Letter to the Editor : July 28, 2006
The "activist judge" accusations of the religious and political right must be hitting home. The Supreme Court decision against marriage wrote, ""while same-sex marriage may be the law at a future time, it will be because the people declare it to be, not because five members of the court have dictated it." If the courts of the 1960's had followed this logic, we might still be waiting on civil rights legislation.
As much as I wish the court had decided for same-gender marriage, I still appreciate their truth that marriage equality will become law when "the people declare it to be." Last summer I unicycled for five weeks and 1,000 miles to gather stories of gay, and lesbian, bisexual, and transgender people. I also asked hundreds of straight people what they thought of equal rights.
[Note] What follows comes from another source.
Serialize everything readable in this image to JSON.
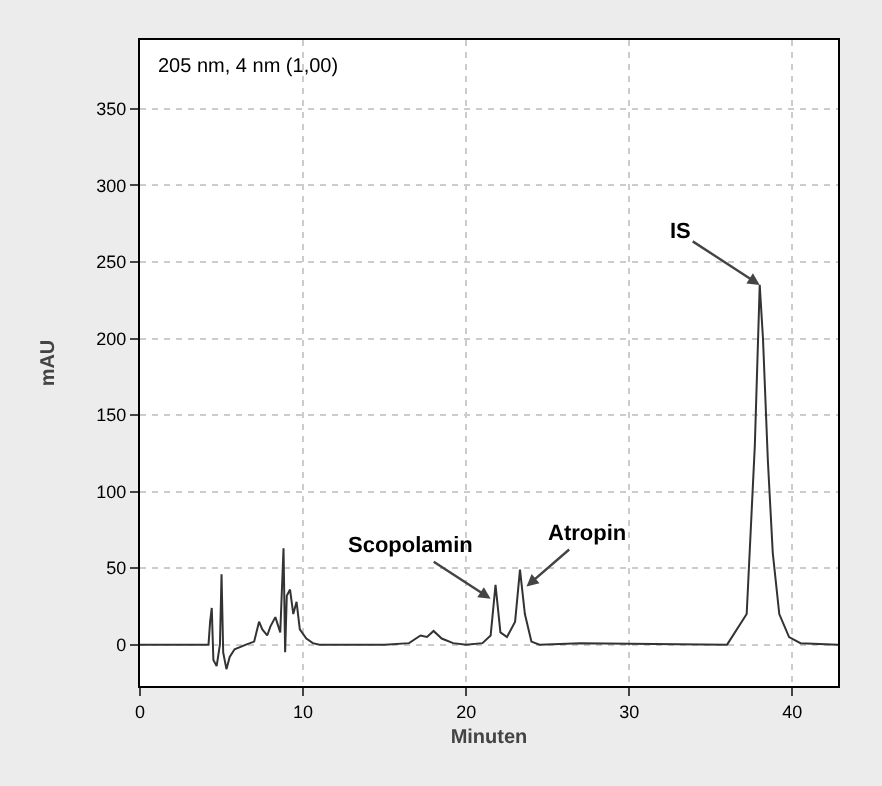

Even for those who thought homosexuality was a sin, when I told about specific couples, and the specific hardships which the Supreme Court noted in last weeks decidsion, almost to a person, people responded, "Yes, they should have those rights."
The fastest way to the privileges and responsibilities of same-gender marriage is to recognize that that we're talking about real people, and real gay and lesbian families that already exist. Getting beyond political and religious polarization will require us to tell our stories, listen to one another, and believe what we hear. A young gay man during my tour last summer, defined an ally for me. "Allies listen. And they believe what they hear." As soon as we act, as soon as declare it to be, we can achieve marriage equality.
STRAIGHT INTO GAY AMERICA: MY UNICYCLE JOURNEY FOR EQUAL RIGHTS has just been released. It's my way of adding a voice to the equal rights movement. A neighbor who is reading my book addressed me with some frustration, "You're making me think about things I've never thought about before."
"Good," I replied to this mother of two young girls, "If your daughters grow up lesbian, now you'll be ready to keep loving them." So many gay and lesbian, bisexual, and transgender families have been torn apart by hatred of homosexuality. Real family values don't tear families apart. Marriage equality will give dignity to all families. Let's do what the court says, and "declare it to be."